The US Department of Justice (DOJ) has announced that an FBI-led operation disrupted the Cyclops Blink botnet in March. The operation successfully removed the Cyclops Blink malware from internet-connected firewall devices. The botnet is believed to be operated by a group known as Sandworm (also known as Unit 74455), an alleged Russian cyber military unit. Many cyberattacks are associated with Sandworm, including attacks on Ukraine’s critical infrastructure and NotPetya ransomware. The unit is also believed to have interfered in the 2017 French presidential elections, as well as carried out the cyberattack on the 2018 Winter Olympics opening ceremony.

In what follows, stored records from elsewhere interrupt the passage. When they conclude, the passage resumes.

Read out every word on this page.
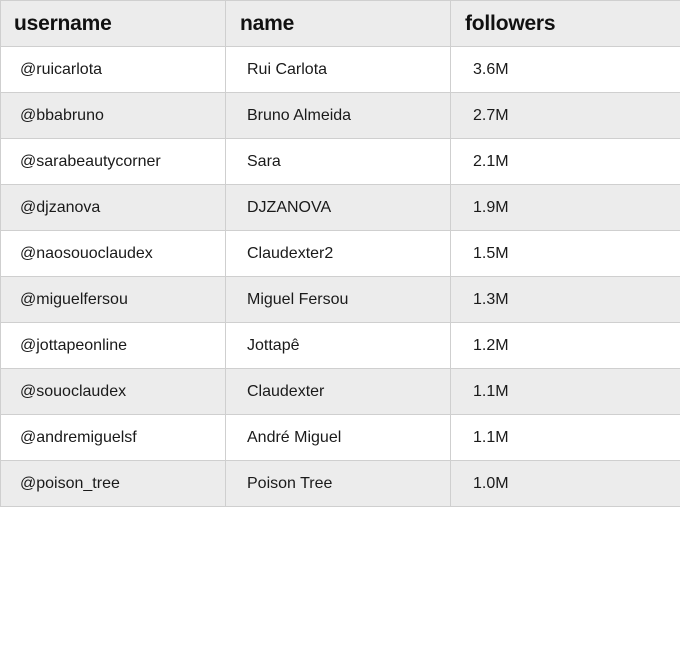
username	name	followers
@ruicarlota	Rui Carlota	3.6M
@bbabruno	Bruno Almeida	2.7M
@sarabeautycorner	Sara	2.1M
@djzanova	DJZANOVA	1.9M
@naosouoclaudex	Claudexter2	1.5M
@miguelfersou	Miguel Fersou	1.3M
@jottapeonline	Jottapê	1.2M
@souoclaudex	Claudexter	1.1M
@andremiguelsf	André Miguel	1.1M
@poison_tree	Poison Tree	1.0M
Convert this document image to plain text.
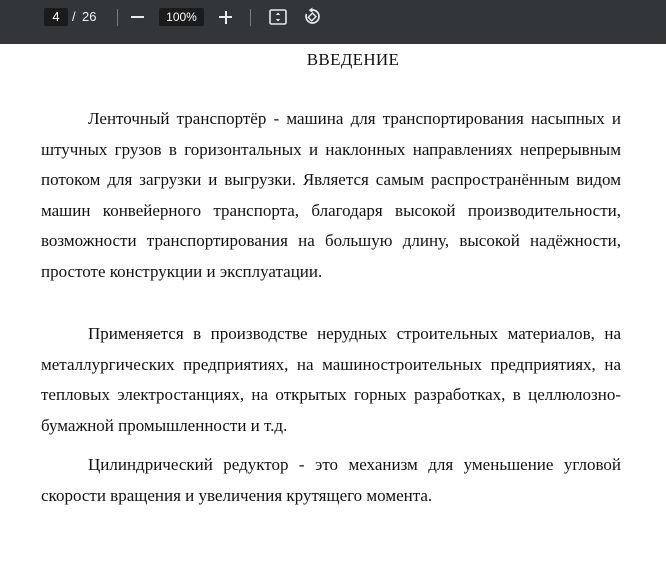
4 / 26	100%
ВВЕДЕНИЕ

Ленточный транспортёр - машина для транспортирования насыпных и штучных грузов в горизонтальных и наклонных направлениях непрерывным потоком для загрузки и выгрузки. Является самым распространённым видом машин конвейерного транспорта, благодаря высокой производительности, возможности транспортирования на большую длину, высокой надёжности, простоте конструкции и эксплуатации.

Применяется в производстве нерудных строительных материалов, на металлургических предприятиях, на машиностроительных предприятиях, на тепловых электростанциях, на открытых горных разработках, в целлюлозно-бумажной промышленности и т.д.

Цилиндрический редуктор - это механизм для уменьшение угловой скорости вращения и увеличения крутящего момента.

The Cyclops Blink botnet was first publicly revealed in February this year when the US and UK governments warned that WatchGuard firewall devices were being attacked. The Cyclops Blink malware specifically targeted WatchGuard and Asus network devices. While it was publicly revealed only in February, the botnet is believed to have begun operations as early as June 2019, likely as a successor to a similar botnet the DOJ took down four years ago.

Both WatchGuard and Asus released guidance and remediation tools to help affected devices immediately after the revelation by the US and UK governments. But the majority of compromised devices remained infected nonetheless, prompting DOJ to act.

“The same day as the advisory, WatchGuard released detection and remediation tools for users of WatchGuard devices. The advisory and WatchGuard’s guidance both recommended that device owners deploy WatchGuard’s tools to remove any malware infection and patch their devices to the latest versions of available firmware. Later, ASUS released its own guidance to help compromised ASUS device owners mitigate the threat posed by Cyclops Blink malware. The public and private sector efforts were effective, resulting in the successful remediation of thousands of compromised devices. However, by mid-March, a majority of the originally compromised devices remained infected,” the DOJ has said.

Following court authorization, the department carried out an operation that removed the malware from all remaining identified command and control (C2) devices that Sandworm used to control the botnet. Furthermore, it also closed the external management ports that Sandworm was using to access those C2 devices.

“These steps had the immediate effect of preventing Sandworm from accessing these C2 devices, thereby disrupting Sandworm’s control of the infected bot devices controlled by the remediated C2 devices,” the DOJ said.

However, the DOJ also warned that WatchGuard and Asus devices that acted as bots might remain vulnerable to Sandworm if no action is taken by the device owners.

No information/data was accessed by the FBI

The DOJ stressed that issuing the commands did not permit the FBI to search, view, or retrieve content/data on a victim’s device.

“The operation announced today leveraged direct communications with the Sandworm malware on the identified C2 devices and, other than collecting the underlying C2 devices’ serial numbers through an automated script and copying the C2 malware, it did not search for or collect other information from the relevant victim networks. Further, the operation did not involve any FBI communications with bot devices”.